Blown air heating vs Alde boiler

Mar 14, 2005
36
0
0
Visit site
I'm just in the process of changing my van. The heating system does not suit our camping style- we are usually in a pub, on gas and battery, and out all year long. My wife is also disabled, and frets when it's not tropical where she is sitting.

The boiler system has two drawbacks;-

1. It takes ages to heat the van. It's at least an hour before it's liveably warm.

2. In this weather, it cycles about every 5 minutes- ignition, circulation pump and boiler fan. My battery lasts about a day, with a genny to top it up.

However, once it's heated up, it's just like your house.

The van we are getting has blown air. Can I expect the van to be as controllably warm as the one with the boiler? My missus is fretting it wo'nt be warm enough.

Thanks, Norman
 
Mar 14, 2005
18,310
3,596
50,935
Visit site
Hello Scoucer,

Whichever system you go for there are strengths and weaknesses.

You will find that some people will swear by the wet systems and others by the blown hot air systems.

I have little experience of the wet systems, so I cannot make a valid comparison, but I can add a few tips regarding the blown hot air systems.

Modern blown hot air heaters usually have a choice of power sources. Traditionally they are gas powered, but in more recent years a set of mains electric heating elements have been added. So you have a choice but based on your posting it seems that mains is not always available to you.

The gas heaters are usually thermostatically controlled, using a mechanical modulating valve on the gas supply, so this means the size of the flame changes according to demand. This is quiet and required no power or re-ignition when additional heat is demanded.

There is a fan which has to operate when the blown air is required. This will put a drain on the 12V system, typically it will draw about 1.2A, or may be less if it is also a thermostatically controlled motor. The fans usually have two outlet ports and two lengths of ducting are run from them. However the gas heater can be used as a simple thermostatically controlled convector heater - using no electrical power at all.

One of the difficulties with blown air systems is getting a good heat flow to the extremities of a caravan. The ducting whilst necessary also imposes a significant resistance to the flow of air. Other features also can impede the flow, such as the length duct (seems obvious!) but also the number of bends in the duct, how some fittings such as 'T' pieces are inserted, and heat loss where ducting is fitted under the caravan floor.

Sometimes it is possible to re-route the ducting to achieve a smoother flow with fewer sharp bends to improve air-flow, fitting additional insulation to the under floor sections can also help. Refitting 'T' pieces so the bulk of the air flow goes through the head of the T rather than having to negotiate a rt angle bend. But to maximise the air-flow by adding a length of duct to create a complete hot air ring around the caravan can make a big difference.

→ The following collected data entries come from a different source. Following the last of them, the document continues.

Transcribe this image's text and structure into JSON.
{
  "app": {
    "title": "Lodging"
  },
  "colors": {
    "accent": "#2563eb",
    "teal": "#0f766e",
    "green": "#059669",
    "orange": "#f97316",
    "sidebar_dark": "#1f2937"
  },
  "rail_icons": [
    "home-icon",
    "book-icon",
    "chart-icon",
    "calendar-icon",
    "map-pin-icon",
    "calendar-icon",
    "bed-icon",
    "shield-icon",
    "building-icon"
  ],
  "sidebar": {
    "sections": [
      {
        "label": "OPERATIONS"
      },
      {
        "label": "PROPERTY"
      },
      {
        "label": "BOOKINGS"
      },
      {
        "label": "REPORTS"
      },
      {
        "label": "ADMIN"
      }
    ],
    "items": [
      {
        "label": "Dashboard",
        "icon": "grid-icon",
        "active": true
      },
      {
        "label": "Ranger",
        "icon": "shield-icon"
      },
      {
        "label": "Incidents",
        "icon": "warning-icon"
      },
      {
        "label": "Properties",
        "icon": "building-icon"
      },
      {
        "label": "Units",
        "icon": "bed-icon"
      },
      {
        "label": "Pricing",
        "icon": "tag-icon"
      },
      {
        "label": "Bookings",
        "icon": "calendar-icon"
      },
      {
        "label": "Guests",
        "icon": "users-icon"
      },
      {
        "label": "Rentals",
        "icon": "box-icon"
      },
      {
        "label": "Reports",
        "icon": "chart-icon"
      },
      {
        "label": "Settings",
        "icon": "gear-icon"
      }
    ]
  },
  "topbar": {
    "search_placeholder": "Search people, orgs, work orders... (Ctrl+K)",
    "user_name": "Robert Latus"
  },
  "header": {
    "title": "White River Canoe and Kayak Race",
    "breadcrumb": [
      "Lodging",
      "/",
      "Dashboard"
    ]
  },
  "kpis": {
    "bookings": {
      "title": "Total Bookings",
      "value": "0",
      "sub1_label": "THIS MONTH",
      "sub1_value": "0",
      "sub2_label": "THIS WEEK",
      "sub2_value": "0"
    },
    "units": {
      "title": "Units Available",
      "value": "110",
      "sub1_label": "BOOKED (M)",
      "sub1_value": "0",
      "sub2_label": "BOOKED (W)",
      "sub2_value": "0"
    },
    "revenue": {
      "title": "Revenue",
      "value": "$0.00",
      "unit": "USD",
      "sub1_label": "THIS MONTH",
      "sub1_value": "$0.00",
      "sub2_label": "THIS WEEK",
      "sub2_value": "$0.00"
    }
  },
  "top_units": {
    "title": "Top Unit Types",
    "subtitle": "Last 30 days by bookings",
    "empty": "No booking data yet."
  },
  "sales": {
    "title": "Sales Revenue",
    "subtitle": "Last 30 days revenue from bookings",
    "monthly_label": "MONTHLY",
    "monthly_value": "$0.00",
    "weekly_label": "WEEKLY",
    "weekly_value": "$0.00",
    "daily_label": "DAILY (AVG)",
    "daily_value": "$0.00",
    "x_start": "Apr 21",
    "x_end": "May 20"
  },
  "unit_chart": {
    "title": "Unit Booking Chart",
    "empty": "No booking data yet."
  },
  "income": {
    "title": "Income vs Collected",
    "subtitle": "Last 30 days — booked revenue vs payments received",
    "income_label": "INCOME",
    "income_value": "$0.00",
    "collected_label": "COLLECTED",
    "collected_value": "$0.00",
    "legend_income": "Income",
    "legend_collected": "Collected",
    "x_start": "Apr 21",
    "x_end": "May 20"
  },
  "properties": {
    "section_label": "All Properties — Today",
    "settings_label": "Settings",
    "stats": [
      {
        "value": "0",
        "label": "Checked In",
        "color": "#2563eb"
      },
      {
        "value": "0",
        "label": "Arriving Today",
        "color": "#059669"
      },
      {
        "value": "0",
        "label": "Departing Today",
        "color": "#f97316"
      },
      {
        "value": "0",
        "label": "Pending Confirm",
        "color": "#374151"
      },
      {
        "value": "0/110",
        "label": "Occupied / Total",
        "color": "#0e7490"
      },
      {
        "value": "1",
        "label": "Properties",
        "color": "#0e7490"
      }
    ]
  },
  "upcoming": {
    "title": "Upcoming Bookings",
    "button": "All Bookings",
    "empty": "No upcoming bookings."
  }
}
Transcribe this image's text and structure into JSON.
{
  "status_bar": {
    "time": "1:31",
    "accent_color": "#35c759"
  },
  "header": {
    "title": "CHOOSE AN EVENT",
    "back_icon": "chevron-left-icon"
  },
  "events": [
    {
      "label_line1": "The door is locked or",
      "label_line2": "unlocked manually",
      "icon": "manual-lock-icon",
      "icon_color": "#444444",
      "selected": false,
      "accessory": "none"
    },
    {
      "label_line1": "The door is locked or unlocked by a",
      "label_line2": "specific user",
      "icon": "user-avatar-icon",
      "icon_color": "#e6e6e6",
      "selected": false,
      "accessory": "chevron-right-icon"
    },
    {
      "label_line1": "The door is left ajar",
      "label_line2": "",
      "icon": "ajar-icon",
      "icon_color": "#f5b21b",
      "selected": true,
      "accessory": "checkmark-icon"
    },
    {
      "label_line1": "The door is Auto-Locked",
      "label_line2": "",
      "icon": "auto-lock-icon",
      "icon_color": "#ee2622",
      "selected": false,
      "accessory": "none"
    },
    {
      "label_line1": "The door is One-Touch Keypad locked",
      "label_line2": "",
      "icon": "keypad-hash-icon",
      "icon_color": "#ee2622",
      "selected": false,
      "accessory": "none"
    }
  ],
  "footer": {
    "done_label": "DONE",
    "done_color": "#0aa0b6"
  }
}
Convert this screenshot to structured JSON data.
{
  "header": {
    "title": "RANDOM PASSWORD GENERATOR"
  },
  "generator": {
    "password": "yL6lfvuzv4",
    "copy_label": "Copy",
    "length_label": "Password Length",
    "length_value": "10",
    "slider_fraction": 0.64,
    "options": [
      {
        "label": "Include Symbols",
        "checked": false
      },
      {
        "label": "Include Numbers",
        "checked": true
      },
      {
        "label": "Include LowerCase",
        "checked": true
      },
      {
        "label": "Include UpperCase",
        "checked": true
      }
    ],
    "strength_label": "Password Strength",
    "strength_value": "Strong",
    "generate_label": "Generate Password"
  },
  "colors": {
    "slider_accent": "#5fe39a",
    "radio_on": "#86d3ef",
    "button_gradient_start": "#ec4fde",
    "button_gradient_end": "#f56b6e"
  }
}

With any blown hot air system, adjusting one outlet it will affect the flow of air to the others, so it is worth taking time to play with the system to tune it. I did some work for a manufacture where a 4 berth caravan was tested with an outside temperature of -5C. It was possible keep the inside temperature between 20 and 22C front to back and top to bottom. - Not all caravans would be this good!

I hope this helps.
 
May 31, 2007
104
0
0
Visit site
Also with blown air, you can run on both electricity and gas at the same time. In normal use this isn't necessary, but it can be handy to get a cold van warmed up much more quickly. On my van running them both at once brings the heater up to over 5Kw.
 
Dec 19, 2006
152
0
0
Visit site
Alde also can use both fuels simultaniously.

I usually heat up the van for a while before travelling and find that the caravan is still warm when the Alde is switched on again and we soon become warm and cosy.